Tout récemment j’étais à la recherche d’un endroit pour organiser un 5 à 7 à Québec. J’ai fait un tour sur quelques sites web de restos/bars que je connaissais. Mon expérience m’a rappelé à quel point certains sites sont loin de la réalité de l’utilisateur et ne répondent même pas à son besoin de base qui peut être aussi simple que trouver des informations de contact.
Pour faire une histoire courte : j’arrive sur le site du resto X, je cherche un courriel mais je ne le trouve pas. Je finis par trouver un formulaire et je fais ce que je déteste faire : remplir un formulaire de contact. Quelle chose plus impersonnelle! Honnêtement, combien de fois vous avez reçu une réponse après avoir rempli un formulaire de contact? Moi, très rarement.
Enfin. Je remplis et j’attends. 24h. 48h. C’est long. Je me dis donc que j’ai pas le choix d’appeler, j’ouvre Skype, je mets mes écouteurs et…bling bling, de la musique de fond. Je me dépêche pour l’arrêter avant que la personne au bout du fil décroche. Évidemment, personne n’avait reçu mon message envoyé avec le formulaire. En plus, la jeune demoiselle m’informe que dans leur filiale « on ne prend pas les réservations par Internet ». Ah bon? Je vous annonce que c’était pas écrit sur votre site et que vous aviez le même formulaire pour toutes les filiales.

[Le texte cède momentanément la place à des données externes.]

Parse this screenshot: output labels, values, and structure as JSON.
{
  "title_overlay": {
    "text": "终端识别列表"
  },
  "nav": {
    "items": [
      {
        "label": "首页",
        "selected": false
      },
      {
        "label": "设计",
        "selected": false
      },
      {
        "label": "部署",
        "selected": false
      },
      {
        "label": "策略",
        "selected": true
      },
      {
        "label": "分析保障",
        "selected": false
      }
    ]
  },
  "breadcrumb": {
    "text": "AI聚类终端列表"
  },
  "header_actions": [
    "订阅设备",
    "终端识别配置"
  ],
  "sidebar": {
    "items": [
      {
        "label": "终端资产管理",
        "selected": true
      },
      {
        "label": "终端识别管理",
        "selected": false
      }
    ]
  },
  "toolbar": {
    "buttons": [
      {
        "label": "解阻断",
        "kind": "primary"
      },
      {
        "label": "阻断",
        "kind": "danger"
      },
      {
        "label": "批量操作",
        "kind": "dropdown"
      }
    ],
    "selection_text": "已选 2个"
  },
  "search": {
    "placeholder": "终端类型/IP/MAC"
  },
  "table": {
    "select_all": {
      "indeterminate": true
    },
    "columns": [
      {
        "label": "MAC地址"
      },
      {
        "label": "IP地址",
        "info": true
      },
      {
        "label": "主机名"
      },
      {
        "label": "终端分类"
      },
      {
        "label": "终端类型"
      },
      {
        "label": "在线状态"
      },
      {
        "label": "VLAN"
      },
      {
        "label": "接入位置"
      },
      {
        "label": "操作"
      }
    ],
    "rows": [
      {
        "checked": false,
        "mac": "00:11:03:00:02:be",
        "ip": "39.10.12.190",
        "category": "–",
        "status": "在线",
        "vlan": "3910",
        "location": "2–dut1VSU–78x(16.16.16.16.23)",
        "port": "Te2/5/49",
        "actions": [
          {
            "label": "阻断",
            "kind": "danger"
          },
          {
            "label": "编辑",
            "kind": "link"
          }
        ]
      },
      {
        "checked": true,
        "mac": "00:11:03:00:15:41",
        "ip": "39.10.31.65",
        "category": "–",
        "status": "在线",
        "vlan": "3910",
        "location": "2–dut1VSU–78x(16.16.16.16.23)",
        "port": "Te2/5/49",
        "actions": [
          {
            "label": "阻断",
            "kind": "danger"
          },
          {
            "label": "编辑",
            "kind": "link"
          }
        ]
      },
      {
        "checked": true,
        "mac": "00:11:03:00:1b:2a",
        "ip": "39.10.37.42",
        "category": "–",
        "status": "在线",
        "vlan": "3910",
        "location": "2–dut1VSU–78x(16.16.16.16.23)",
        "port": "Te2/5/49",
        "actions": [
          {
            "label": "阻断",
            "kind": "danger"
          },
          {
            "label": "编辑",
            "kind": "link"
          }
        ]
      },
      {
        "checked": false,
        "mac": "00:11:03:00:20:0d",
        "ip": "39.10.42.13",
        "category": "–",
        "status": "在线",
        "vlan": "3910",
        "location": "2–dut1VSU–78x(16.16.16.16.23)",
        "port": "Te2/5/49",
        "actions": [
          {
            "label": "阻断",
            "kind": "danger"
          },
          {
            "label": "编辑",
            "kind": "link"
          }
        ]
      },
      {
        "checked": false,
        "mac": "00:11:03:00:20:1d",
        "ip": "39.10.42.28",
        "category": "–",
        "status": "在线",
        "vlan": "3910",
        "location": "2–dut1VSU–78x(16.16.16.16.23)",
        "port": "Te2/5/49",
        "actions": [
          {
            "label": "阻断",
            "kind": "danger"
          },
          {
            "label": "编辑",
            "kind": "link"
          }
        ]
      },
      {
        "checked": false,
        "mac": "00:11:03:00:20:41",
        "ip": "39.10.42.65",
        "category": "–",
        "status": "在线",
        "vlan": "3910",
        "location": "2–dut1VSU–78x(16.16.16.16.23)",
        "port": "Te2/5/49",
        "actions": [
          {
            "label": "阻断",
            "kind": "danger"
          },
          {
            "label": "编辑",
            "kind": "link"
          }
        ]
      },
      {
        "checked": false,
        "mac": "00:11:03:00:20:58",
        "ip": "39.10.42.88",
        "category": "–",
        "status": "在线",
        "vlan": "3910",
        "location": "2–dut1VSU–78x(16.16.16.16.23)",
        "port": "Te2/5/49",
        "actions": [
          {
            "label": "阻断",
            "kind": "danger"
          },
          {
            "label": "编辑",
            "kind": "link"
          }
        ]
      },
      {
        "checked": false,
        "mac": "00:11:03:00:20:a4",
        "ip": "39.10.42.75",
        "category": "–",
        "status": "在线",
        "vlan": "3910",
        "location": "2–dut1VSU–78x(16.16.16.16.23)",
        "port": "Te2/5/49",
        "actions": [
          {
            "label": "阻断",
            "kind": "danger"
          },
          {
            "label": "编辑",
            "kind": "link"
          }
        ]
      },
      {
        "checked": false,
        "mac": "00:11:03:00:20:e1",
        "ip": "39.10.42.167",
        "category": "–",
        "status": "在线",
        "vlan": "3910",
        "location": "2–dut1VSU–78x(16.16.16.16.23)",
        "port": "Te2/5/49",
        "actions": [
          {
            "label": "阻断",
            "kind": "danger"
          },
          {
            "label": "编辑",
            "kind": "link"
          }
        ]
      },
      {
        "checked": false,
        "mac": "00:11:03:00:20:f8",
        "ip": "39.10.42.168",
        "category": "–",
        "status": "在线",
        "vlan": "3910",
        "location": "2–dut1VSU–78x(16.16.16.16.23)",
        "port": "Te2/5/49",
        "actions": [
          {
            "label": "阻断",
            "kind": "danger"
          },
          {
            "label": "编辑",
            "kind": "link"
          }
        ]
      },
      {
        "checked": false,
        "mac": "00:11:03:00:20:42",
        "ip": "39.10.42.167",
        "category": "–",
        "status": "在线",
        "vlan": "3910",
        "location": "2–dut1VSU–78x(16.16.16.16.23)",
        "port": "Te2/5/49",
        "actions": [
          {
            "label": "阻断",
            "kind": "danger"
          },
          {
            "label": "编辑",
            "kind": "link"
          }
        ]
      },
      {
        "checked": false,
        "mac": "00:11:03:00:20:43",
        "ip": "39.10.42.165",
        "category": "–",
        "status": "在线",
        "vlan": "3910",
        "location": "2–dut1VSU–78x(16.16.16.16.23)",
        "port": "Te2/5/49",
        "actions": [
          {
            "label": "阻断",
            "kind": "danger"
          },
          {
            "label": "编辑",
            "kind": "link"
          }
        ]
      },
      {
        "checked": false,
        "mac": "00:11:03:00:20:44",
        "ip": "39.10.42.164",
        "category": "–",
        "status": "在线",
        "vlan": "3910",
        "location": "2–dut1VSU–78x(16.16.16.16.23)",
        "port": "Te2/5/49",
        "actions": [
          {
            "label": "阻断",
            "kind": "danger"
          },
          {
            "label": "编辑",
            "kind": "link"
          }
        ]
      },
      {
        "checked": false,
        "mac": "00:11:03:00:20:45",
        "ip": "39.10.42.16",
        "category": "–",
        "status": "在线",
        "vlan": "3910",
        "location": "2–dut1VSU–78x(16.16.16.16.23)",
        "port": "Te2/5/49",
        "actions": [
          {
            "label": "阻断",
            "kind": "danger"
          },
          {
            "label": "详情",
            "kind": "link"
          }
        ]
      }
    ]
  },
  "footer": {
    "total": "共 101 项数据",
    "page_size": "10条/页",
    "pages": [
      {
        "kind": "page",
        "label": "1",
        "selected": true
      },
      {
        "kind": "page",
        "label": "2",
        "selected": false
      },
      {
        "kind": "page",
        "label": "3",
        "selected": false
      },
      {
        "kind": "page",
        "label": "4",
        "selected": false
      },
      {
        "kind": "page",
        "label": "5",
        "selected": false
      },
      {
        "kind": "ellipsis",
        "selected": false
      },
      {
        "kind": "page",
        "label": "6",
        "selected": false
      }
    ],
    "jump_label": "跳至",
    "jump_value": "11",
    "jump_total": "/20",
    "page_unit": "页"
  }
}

Plus d’une semaine est passée depuis et j’ai toujours pas eu de nouvelles par courriel à mon fameux message envoyé en remplissant le formulaire.
Où est le problème?
Pensez à la pyramide de Maslow : les besoins de base d’abord. Mon objectif est de faire une réservation. Votre musique sur le web, ça m’intéresse pas. Elle pourrait être une valeur ajoutée à l’expérience (ça sonne bien, hein? c’est des marketeurs comme moi qui travaillent sur de beaux concepts comme celui-ci) mais tant que vous ne me laissez pas réserver, tout le reste est du superflu.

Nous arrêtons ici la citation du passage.